Fox News star Laura Ingraham compared people who advocate for the removal of Confederate monuments to the self-proclaimed Islamic State terror network, or ISIS.
During Tuesday night's broadcast of her primetime show "The Ingraham Angle," the host slammed the "movement," which she alleged is popular "particularly among the young" that "hate[s] the past and eradicate[s] anything they find objectionable or troubling."
Ingraham was referring to the news that protesters, who in August tore down the Confederate monument nicknamed "Silent Sam" at the University of Carolina, are now campaigning against the school's plan to relocate the statue inside a new $5 million campus building, which some students and community groups called a shrine to white supremacy. The statue honors North Carolina's Confederate soldiers who died in the Civil War and stood on the college campus for more than 100 years until it was toppled by protesters over the summer.

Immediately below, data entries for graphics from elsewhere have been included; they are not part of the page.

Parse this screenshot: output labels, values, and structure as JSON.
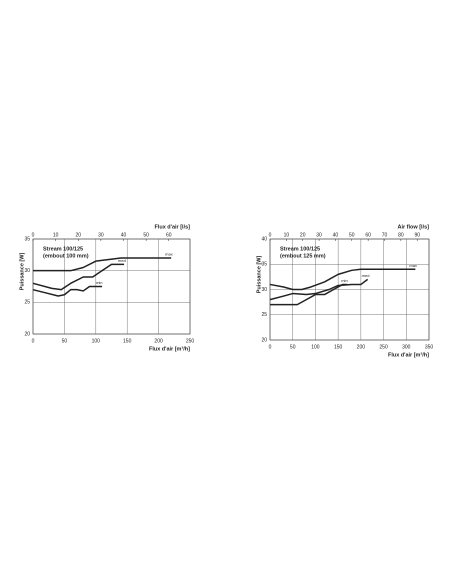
{
  "chart_data": [
    {
      "type": "line",
      "y_label": "Puissance [W]",
      "x_label": "Flux d'air [m³/h]",
      "x2_label": "Flux d'air [l/s]",
      "annotation": [
        "Stream 100/125",
        "(embout 100 mm)"
      ],
      "xlim": [
        0,
        250
      ],
      "xticks": [
        0,
        50,
        100,
        150,
        200,
        250
      ],
      "x2lim": [
        0,
        69.4
      ],
      "x2ticks": [
        0,
        10,
        20,
        30,
        40,
        50,
        60
      ],
      "ylim": [
        20,
        35
      ],
      "yticks": [
        20,
        25,
        30,
        35
      ],
      "grid": true,
      "series": [
        {
          "name": "max",
          "color": "#222222",
          "x": [
            0,
            50,
            60,
            80,
            100,
            140,
            220
          ],
          "values": [
            30,
            30,
            30,
            30.5,
            31.5,
            32,
            32
          ]
        },
        {
          "name": "med",
          "color": "#222222",
          "x": [
            0,
            30,
            45,
            60,
            80,
            95,
            110,
            125,
            145
          ],
          "values": [
            28,
            27.2,
            27,
            28,
            29,
            29,
            30,
            31,
            31
          ]
        },
        {
          "name": "min",
          "color": "#222222",
          "x": [
            0,
            20,
            40,
            50,
            60,
            70,
            80,
            90,
            110
          ],
          "values": [
            27,
            26.5,
            26,
            26.2,
            27,
            27,
            26.8,
            27.5,
            27.5
          ]
        }
      ]
    },
    {
      "type": "line",
      "y_label": "Puissance [W]",
      "x_label": "Flux d'air [m³/h]",
      "x2_label": "Air flow [l/s]",
      "annotation": [
        "Stream 100/125",
        "(embout 125 mm)"
      ],
      "xlim": [
        0,
        350
      ],
      "xticks": [
        0,
        50,
        100,
        150,
        200,
        250,
        300,
        350
      ],
      "x2lim": [
        0,
        97.2
      ],
      "x2ticks": [
        0,
        10,
        20,
        30,
        40,
        50,
        60,
        70,
        80,
        90
      ],
      "ylim": [
        20,
        40
      ],
      "yticks": [
        20,
        25,
        30,
        35,
        40
      ],
      "grid": true,
      "series": [
        {
          "name": "max",
          "color": "#222222",
          "x": [
            0,
            30,
            50,
            70,
            90,
            120,
            150,
            180,
            200,
            250,
            320
          ],
          "values": [
            31,
            30.5,
            30,
            30,
            30.5,
            31.5,
            33,
            33.8,
            34,
            34,
            34
          ]
        },
        {
          "name": "med",
          "color": "#222222",
          "x": [
            0,
            30,
            50,
            80,
            100,
            130,
            150,
            180,
            200,
            215
          ],
          "values": [
            28,
            28.7,
            29.2,
            29,
            29.2,
            30,
            30.8,
            31,
            31,
            32
          ]
        },
        {
          "name": "min",
          "color": "#222222",
          "x": [
            0,
            30,
            60,
            80,
            100,
            120,
            140,
            160,
            170
          ],
          "values": [
            27,
            27,
            27,
            28,
            29,
            29,
            30,
            31,
            31
          ]
        }
      ]
    }
  ]
}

The backlash comes after school leaders on Monday recommended building an education and history center on campus to house the statue. In their report, they noted that, while they prefer removing the monument from campus and placing in a secure off-campus location, such as the North Carolina Museum of History in Raleigh, state law does not allow that.
On her Tuesday night show, Ingraham slammed the students latest protests and argued that pulling the Silent Sam statue "recalls the kind of destructive mindset of, let's say, ISIS."
"Think about ISIS – what they did. They pillaged, and they wiped away irreplaceable historical and religious monuments," she continued. "From Palmyra – remember in Syria – simply because they could. It was offensive to them."
Ingraham added that, despite varying opinions about Confederate monuments after the Civil War, "This happened, OK? The confederacy happened."
"We owe it to the future to leave history as it existed undisturbed, continue to debate it, have conversations about it," she continued. "Why not allow future generations the opportunity to mark this history, process it and come to their own conclusions?"
Ingraham then suggested placing another statue "commemorating the slaves who were abused and killed, adjacent to Silent Sam."
"But to destroy instead of engage, to defy the law instead of respect it, is no way to honor the past or the future or to highlight all the gains America has made," she added.
Ingraham warned those who want to take down Confederate monuments that, perhaps in the future, "some other mob might well tear down your statue, because they themselves find what you did offensive." Doing so, she argued, would each future generations that "it's fine to destroy all trace of whatever we find objectionable in the past."
"Now, let's hope the board of UNC, North Carolina's historical commission, has less destructive tendencies," she concluded. "We can hope."